数据统计：词频统计、词表生成、排序及计数、词云图生成

啦啦右一

1921人浏览 · 2024-05-09 10:00:00

啦啦右一 · 2024-05-09 10:00:00 发布

文章目录

📚输入及输出
📚代码实现

📚输入及输出

输入：读取一个input.txt，其中包含单词及其对应的TED打卡号。
输出
- output.txt：包含按频率降序排列的每个单词及其计数（这里直接用于后续的词云图生成）。
- output_word.json：包含每个单词及其计数，以及与之关联的TED打卡号列表，生成一个json文件（按字母序排列，用于后续网页数据导入）。
- output2.txt：按字母顺序排序的所有单词，即导出一个单词词表（可以导入到不背单词里生成自定义词表）。
- word_count.txt：记录截至每篇TED打卡号时涉及到的单词总数（该数据用于绘制后续的折线图）。
生成词云：在处理数据后，脚本读取output.txt并生成基于单词频率的词云，并将词云保存至指定目录。

📚代码实现

逻辑梳理
- 在函数中使用了两个defaultdict，一个用于统计单词出现的频率，另一个用于记录单词对应的打卡号集合。
- 打开输入文件，并逐行读取单词及其对应的打卡号，对于每个单词，统计其出现的频率，并将打卡号添加到对应的集合中。同时，对每篇TED的打卡号进行统计，记录每篇 TED 结束时涉及到的当前单词总数量，写入output_word_count_txt，对应word_count.txt。
- 统计完所有单词后，对单词频率进行排序，并将排序后的结果写入output_txt_file，对应input.txt。
- 将单词、频率和相应的（排序过后的）打卡号列表存储为 JSON 文件，对应output_word.json。
- 将所有单词按字母顺序写入output_txt_file_sorted中，对应output2.txt。

具体详见注释↓

import json
from collections import defaultdict
from wordcloud import WordCloud
import matplotlib.pyplot as plt
import re

def count_word_frequency(input_file, output_txt_file, output_word_json_file, output_txt_file_sorted, output_word_count_txt):
    # 使用defaultdict初始化两个字典，用于统计单词出现频率、单词对应打卡号集合
    word_count = defaultdict(int)
    # 设置为set集合自动去重，单词对应的打卡号集合
    word_numbers = defaultdict(set)  
    current_number = 0  # 当前打卡号初始化为0

    # 创建一个空的单词计数分析文本文件
    open(output_word_count_txt, 'w').close()
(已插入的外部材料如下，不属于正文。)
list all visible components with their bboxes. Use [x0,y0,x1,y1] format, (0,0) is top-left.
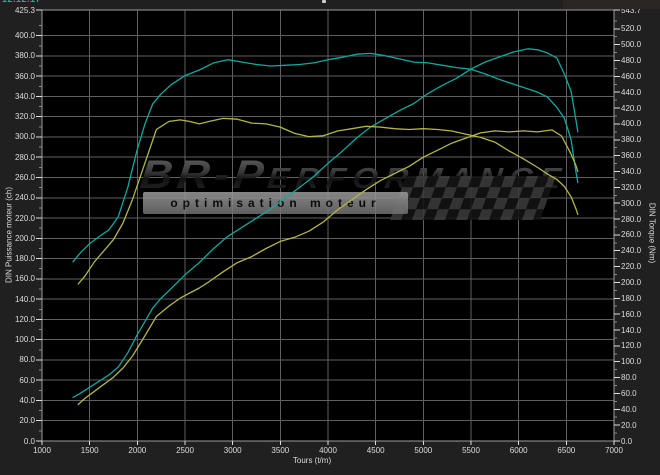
tick-labels: 425.3 400.0 380.0 360.0 340.0 320.0 300.0 280.0… [0,0,660,475]
y-right-axis-title: DIN Torque (Nm) [648,203,657,263]
y-left-tick-label: 380.0 [15,51,35,60]
x-tick-label: 4500 [367,446,385,455]
y-right-tick-label: 260.0 [621,230,641,239]
y-right-tick-label: 300.0 [621,199,641,208]
y-left-tick-label: 360.0 [15,72,35,81]
x-tick-label: 2000 [128,446,146,455]
x-tick-label: 6000 [510,446,528,455]
y-left-tick-label: 400.0 [15,31,35,40]
y-right-tick-label: 320.0 [621,183,641,192]
y-right-tick-label: 440.0 [621,88,641,97]
y-right-tick-label: 200.0 [621,278,641,287]
top-right-strip [563,0,660,9]
y-right-tick-label: 400.0 [621,119,641,128]
y-right-tick-label: 380.0 [621,135,641,144]
y-left-tick-label: 220.0 [15,214,35,223]
y-right-tick-label: 500.0 [621,40,641,49]
y-left-tick-label: 300.0 [15,132,35,141]
y-left-tick-label: 425.3 [15,6,35,15]
y-right-tick-label: 0.0 [621,437,632,446]
x-tick-label: 5500 [462,446,480,455]
dyno-chart-screen: BR-PERFORMANCE optimisation moteur 425.3… [0,0,660,475]
y-right-tick-label: 180.0 [621,294,641,303]
y-right-tick-label: 100.0 [621,357,641,366]
y-right-tick-label: 160.0 [621,310,641,319]
y-right-tick-label: 480.0 [621,56,641,65]
y-left-tick-label: 240.0 [15,193,35,202]
y-right-tick-label: 520.0 [621,24,641,33]
y-right-tick-label: 60.0 [621,389,637,398]
y-right-tick-label: 120.0 [621,341,641,350]
y-left-tick-label: 280.0 [15,153,35,162]
y-left-tick-label: 340.0 [15,92,35,101]
y-right-tick-label: 420.0 [621,104,641,113]
y-right-tick-label: 360.0 [621,151,641,160]
y-left-tick-label: 40.0 [19,396,35,405]
x-tick-label: 7000 [605,446,623,455]
y-right-tick-label: 220.0 [621,262,641,271]
y-left-tick-label: 180.0 [15,254,35,263]
y-left-tick-label: 0.0 [24,437,35,446]
clipped-title-glyph-fragment [322,0,326,3]
y-left-tick-label: 120.0 [15,315,35,324]
y-right-tick-label: 140.0 [621,326,641,335]
y-left-axis-title: DIN Puissance moteur (ch) [5,187,14,283]
clipped-date-fragment: 12.12.17 [2,0,41,4]
x-tick-label: 3500 [271,446,289,455]
y-left-tick-label: 100.0 [15,335,35,344]
x-tick-label: 6500 [557,446,575,455]
x-tick-label: 2500 [176,446,194,455]
y-left-tick-label: 200.0 [15,234,35,243]
x-tick-label: 1000 [33,446,51,455]
y-left-tick-label: 60.0 [19,376,35,385]
y-left-tick-label: 140.0 [15,295,35,304]
x-tick-label: 1500 [81,446,99,455]
y-left-tick-label: 160.0 [15,274,35,283]
y-right-tick-label: 460.0 [621,72,641,81]
y-right-tick-label: 20.0 [621,421,637,430]
y-right-tick-label: 340.0 [621,167,641,176]
y-right-tick-label: 80.0 [621,373,637,382]
y-left-tick-label: 80.0 [19,355,35,364]
x-axis-title: Tours (t/m) [293,456,331,465]
x-tick-label: 4000 [319,446,337,455]
x-tick-label: 3000 [224,446,242,455]
y-left-tick-label: 260.0 [15,173,35,182]
y-left-tick-label: 20.0 [19,416,35,425]
y-left-tick-label: 320.0 [15,112,35,121]
x-tick-label: 5000 [414,446,432,455]
y-right-tick-label: 240.0 [621,246,641,255]
y-right-tick-label: 40.0 [621,405,637,414]
y-right-tick-label: 280.0 [621,215,641,224]
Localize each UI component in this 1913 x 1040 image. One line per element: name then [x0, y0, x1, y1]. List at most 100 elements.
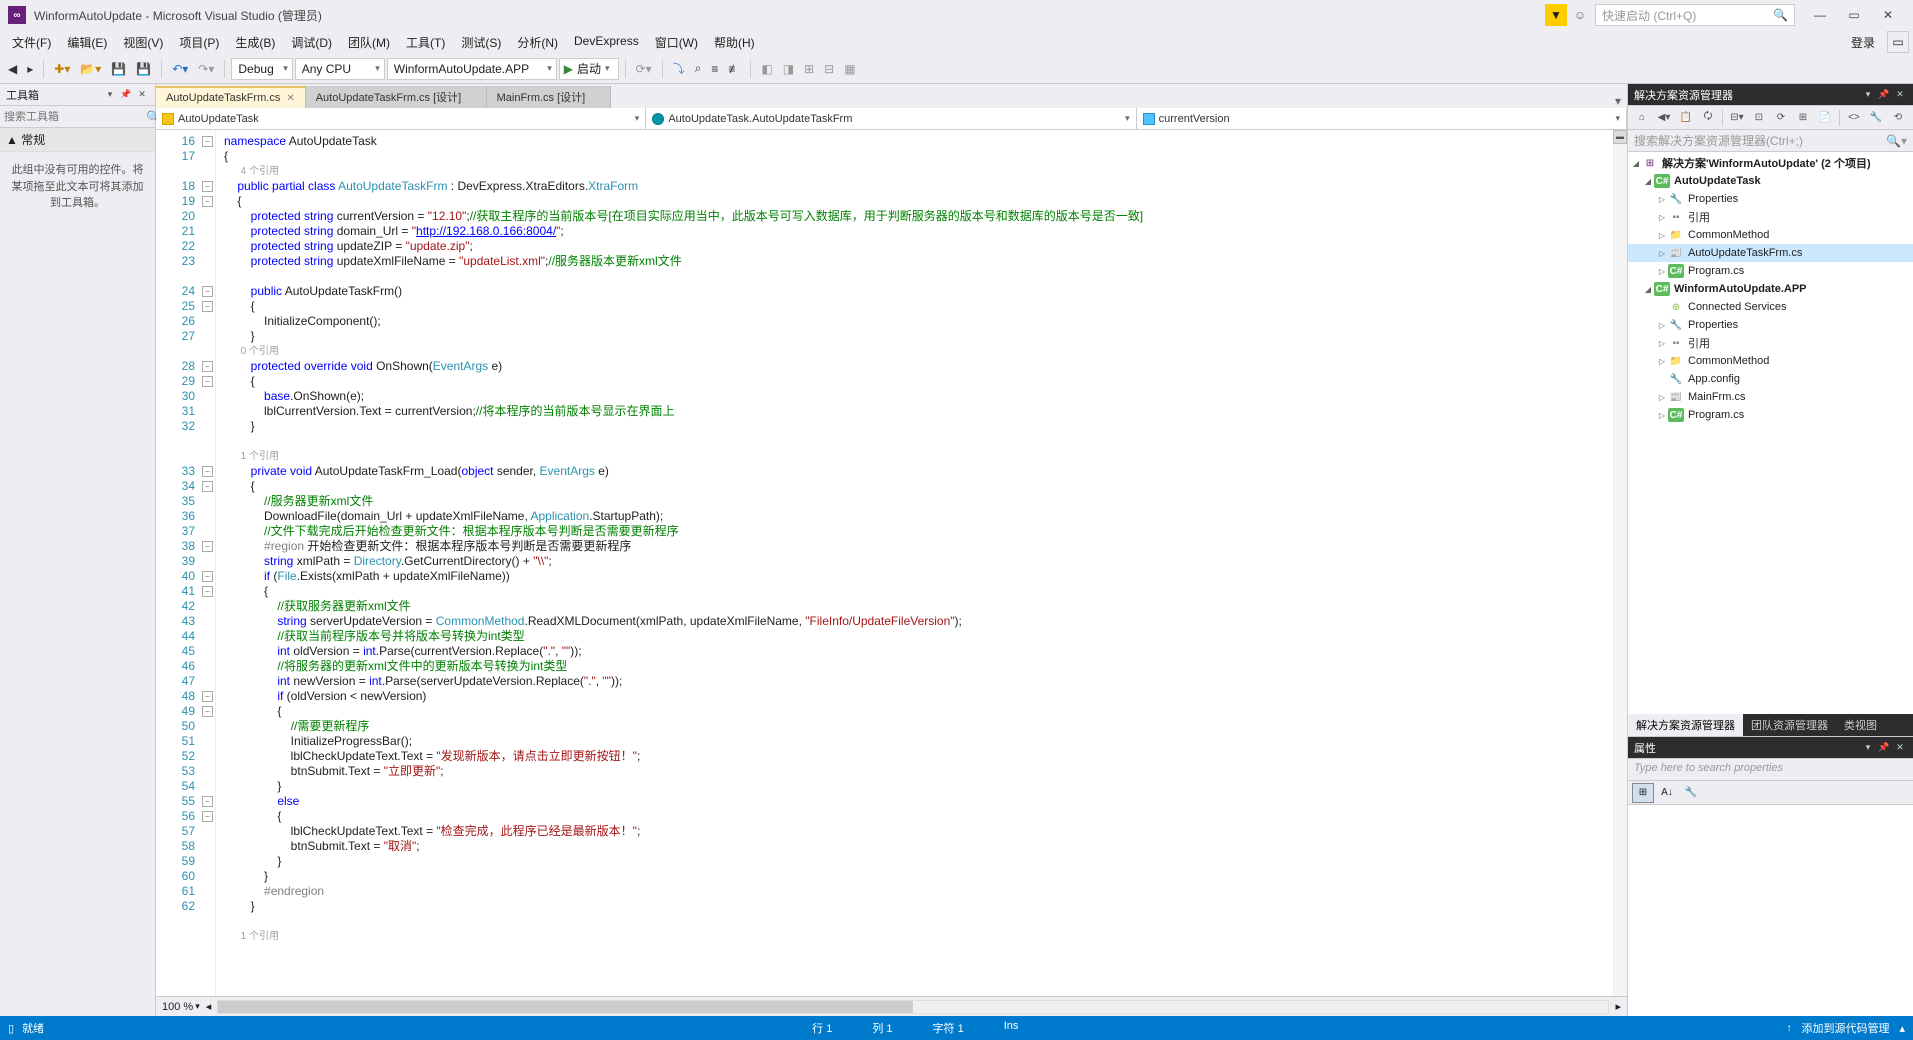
- fold-toggle[interactable]: −: [202, 481, 213, 492]
- fold-toggle[interactable]: −: [202, 196, 213, 207]
- tree-file[interactable]: 🔧App.config: [1628, 370, 1913, 388]
- alphabetical-button[interactable]: A↓: [1656, 783, 1678, 803]
- pending-changes-button[interactable]: 📋: [1676, 108, 1696, 128]
- sync-button[interactable]: 🗘: [1698, 108, 1718, 128]
- tab-overflow-button[interactable]: ▾: [1609, 94, 1627, 108]
- fold-toggle[interactable]: −: [202, 706, 213, 717]
- panel-tab[interactable]: 解决方案资源管理器: [1628, 714, 1743, 736]
- sign-in-link[interactable]: 登录: [1843, 31, 1883, 54]
- panel-pin-icon[interactable]: 📌: [119, 88, 133, 102]
- tree-folder[interactable]: ▷📁CommonMethod: [1628, 226, 1913, 244]
- save-button[interactable]: 💾: [107, 58, 130, 80]
- close-icon[interactable]: ✕: [286, 93, 294, 104]
- redo-button[interactable]: ↷▾: [194, 58, 218, 80]
- open-file-button[interactable]: 📂▾: [76, 58, 105, 80]
- properties-button[interactable]: 📄: [1815, 108, 1835, 128]
- save-all-button[interactable]: 💾: [132, 58, 155, 80]
- publish-icon[interactable]: ↑: [1786, 1023, 1791, 1034]
- fold-toggle[interactable]: −: [202, 376, 213, 387]
- document-tab[interactable]: AutoUpdateTaskFrm.cs✕: [156, 86, 306, 108]
- show-all-button[interactable]: ⊡: [1749, 108, 1769, 128]
- tree-folder[interactable]: ▷📁CommonMethod: [1628, 352, 1913, 370]
- menu-item[interactable]: 编辑(E): [59, 31, 115, 54]
- fold-toggle[interactable]: −: [202, 361, 213, 372]
- pin-button[interactable]: ⟲: [1888, 108, 1908, 128]
- tree-properties[interactable]: ▷🔧Properties: [1628, 190, 1913, 208]
- startup-project-combo[interactable]: WinformAutoUpdate.APP: [387, 58, 557, 80]
- horizontal-scrollbar[interactable]: [217, 1000, 1609, 1014]
- tree-project[interactable]: ◢C#AutoUpdateTask: [1628, 172, 1913, 190]
- nav-forward-button[interactable]: ▸: [23, 58, 37, 80]
- prop-wrench-button[interactable]: 🔧: [1680, 783, 1702, 803]
- panel-pin-icon[interactable]: 📌: [1877, 741, 1891, 755]
- nav-project-combo[interactable]: AutoUpdateTask: [156, 108, 646, 129]
- fold-toggle[interactable]: −: [202, 136, 213, 147]
- menu-item[interactable]: DevExpress: [566, 31, 647, 54]
- fold-toggle[interactable]: −: [202, 466, 213, 477]
- menu-item[interactable]: 文件(F): [4, 31, 59, 54]
- menu-item[interactable]: 生成(B): [227, 31, 283, 54]
- close-button[interactable]: ✕: [1871, 4, 1905, 26]
- nav-member-combo[interactable]: currentVersion: [1137, 108, 1627, 129]
- panel-tab[interactable]: 类视图: [1836, 714, 1885, 736]
- feedback-icon[interactable]: ☺: [1569, 4, 1591, 26]
- solution-tree[interactable]: ◢⊞解决方案'WinformAutoUpdate' (2 个项目) ◢C#Aut…: [1628, 152, 1913, 714]
- menu-item[interactable]: 调试(D): [283, 31, 340, 54]
- notification-flag-icon[interactable]: ▼: [1545, 4, 1567, 26]
- fold-toggle[interactable]: −: [202, 286, 213, 297]
- menu-item[interactable]: 项目(P): [171, 31, 227, 54]
- panel-dropdown-icon[interactable]: ▾: [103, 88, 117, 102]
- menu-item[interactable]: 工具(T): [398, 31, 453, 54]
- tree-file[interactable]: ▷📰MainFrm.cs: [1628, 388, 1913, 406]
- tree-references[interactable]: ▷▪▪引用: [1628, 208, 1913, 226]
- minimize-button[interactable]: —: [1803, 4, 1837, 26]
- collapse-all-button[interactable]: ⊟▾: [1727, 108, 1747, 128]
- tree-references[interactable]: ▷▪▪引用: [1628, 334, 1913, 352]
- fold-toggle[interactable]: −: [202, 301, 213, 312]
- code-button[interactable]: <>: [1844, 108, 1864, 128]
- extra4-button[interactable]: ⊟: [820, 58, 838, 80]
- comment-button[interactable]: ≡: [707, 58, 722, 80]
- extra3-button[interactable]: ⊞: [800, 58, 818, 80]
- menu-item[interactable]: 窗口(W): [647, 31, 706, 54]
- panel-dropdown-icon[interactable]: ▾: [1861, 88, 1875, 102]
- panel-close-icon[interactable]: ✕: [135, 88, 149, 102]
- tree-solution-root[interactable]: ◢⊞解决方案'WinformAutoUpdate' (2 个项目): [1628, 154, 1913, 172]
- nav-class-combo[interactable]: AutoUpdateTask.AutoUpdateTaskFrm: [646, 108, 1136, 129]
- solution-search-input[interactable]: 搜索解决方案资源管理器(Ctrl+;) 🔍▾: [1628, 130, 1913, 152]
- vertical-scrollbar[interactable]: ▬: [1613, 130, 1627, 996]
- undo-button[interactable]: ↶▾: [168, 58, 192, 80]
- code-editor[interactable]: namespace AutoUpdateTask{ 4 个引用 public p…: [216, 130, 1613, 996]
- account-icon[interactable]: ▭: [1887, 31, 1909, 53]
- menu-item[interactable]: 帮助(H): [706, 31, 763, 54]
- document-tab[interactable]: AutoUpdateTaskFrm.cs [设计]✕: [306, 86, 487, 108]
- home-button[interactable]: ⌂: [1632, 108, 1652, 128]
- panel-pin-icon[interactable]: 📌: [1877, 88, 1891, 102]
- fold-toggle[interactable]: −: [202, 181, 213, 192]
- source-control-link[interactable]: 添加到源代码管理: [1801, 1020, 1889, 1036]
- platform-combo[interactable]: Any CPU: [295, 58, 385, 80]
- fold-toggle[interactable]: −: [202, 811, 213, 822]
- start-debug-button[interactable]: ▶ 启动 ▾: [559, 58, 619, 80]
- menu-item[interactable]: 测试(S): [453, 31, 509, 54]
- panel-close-icon[interactable]: ✕: [1893, 741, 1907, 755]
- categorized-button[interactable]: ⊞: [1632, 783, 1654, 803]
- refresh-button[interactable]: ⟳: [1771, 108, 1791, 128]
- preview-button[interactable]: ⊞: [1793, 108, 1813, 128]
- toolbox-group-general[interactable]: ▲ 常规: [0, 128, 155, 152]
- fold-toggle[interactable]: −: [202, 571, 213, 582]
- panel-tab[interactable]: 团队资源管理器: [1743, 714, 1836, 736]
- properties-search-input[interactable]: Type here to search properties: [1628, 759, 1913, 781]
- document-tab[interactable]: MainFrm.cs [设计]✕: [487, 86, 611, 108]
- fold-toggle[interactable]: −: [202, 796, 213, 807]
- tree-project[interactable]: ◢C#WinformAutoUpdate.APP: [1628, 280, 1913, 298]
- zoom-combo[interactable]: 100 %▾: [162, 1001, 200, 1013]
- find-button[interactable]: ⌕: [691, 58, 706, 80]
- fold-toggle[interactable]: −: [202, 691, 213, 702]
- tree-file[interactable]: ▷C#Program.cs: [1628, 406, 1913, 424]
- menu-item[interactable]: 分析(N): [509, 31, 566, 54]
- quick-launch-input[interactable]: 快速启动 (Ctrl+Q) 🔍: [1595, 4, 1795, 26]
- uncomment-button[interactable]: ≢: [724, 58, 744, 80]
- new-project-button[interactable]: ✚▾: [50, 58, 74, 80]
- split-editor-button[interactable]: ▬: [1613, 130, 1627, 144]
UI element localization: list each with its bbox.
    # 打开输入文件并逐行读取单词及其对应的数字
    with open(input_file, 'r') as file:
        for line in file:
            line_parts = line.strip().split()
            word = " ".join(line_parts[:-1])  # 提取单词
            number = int(line_parts[-1])  # 提取打卡号

            # 如果当前打卡号与前一个不同（即已经开始下一篇了），记录前一个打卡号（即刚刚完成的那一篇）对应的（截至该篇的）单词总数到output_word_count_txt中
            if number != current_number:
                current_number = number
                # 用sum函数来统计word_numbers中非空集合的数量，即当前TED打卡号下已经出现过的单词数
                current_unique_count = sum(1 for word_set in word_numbers.values() if len(word_set) > 0)
                with open(output_word_count_txt, 'a') as count_file:
                    count_file.write(f"{current_number-1} {current_unique_count}\n")

            # 统计单词的频率及相应的打卡号（这里排除了同一个单词在一片篇TED里多次记录的重复计数情况）
            if number not in word_numbers[word]:  
                word_count[word] += 1
                word_numbers[word].add(number)  

    # 对每个单词的打卡号进行排序，使得最后TED打卡号列表按序显示
    for word in word_numbers:
        word_numbers[word] = sorted(word_numbers[word])

    # 补充记录最后一个打卡号对应的（截至该篇的）单词总数到output_word_count_txt中
    current_unique_count = sum(1 for word_set in word_numbers.values() if len(word_set) > 0)
    with open(output_word_count_txt, 'a') as count_file:
        count_file.write(f"{current_number} {current_unique_count}\n")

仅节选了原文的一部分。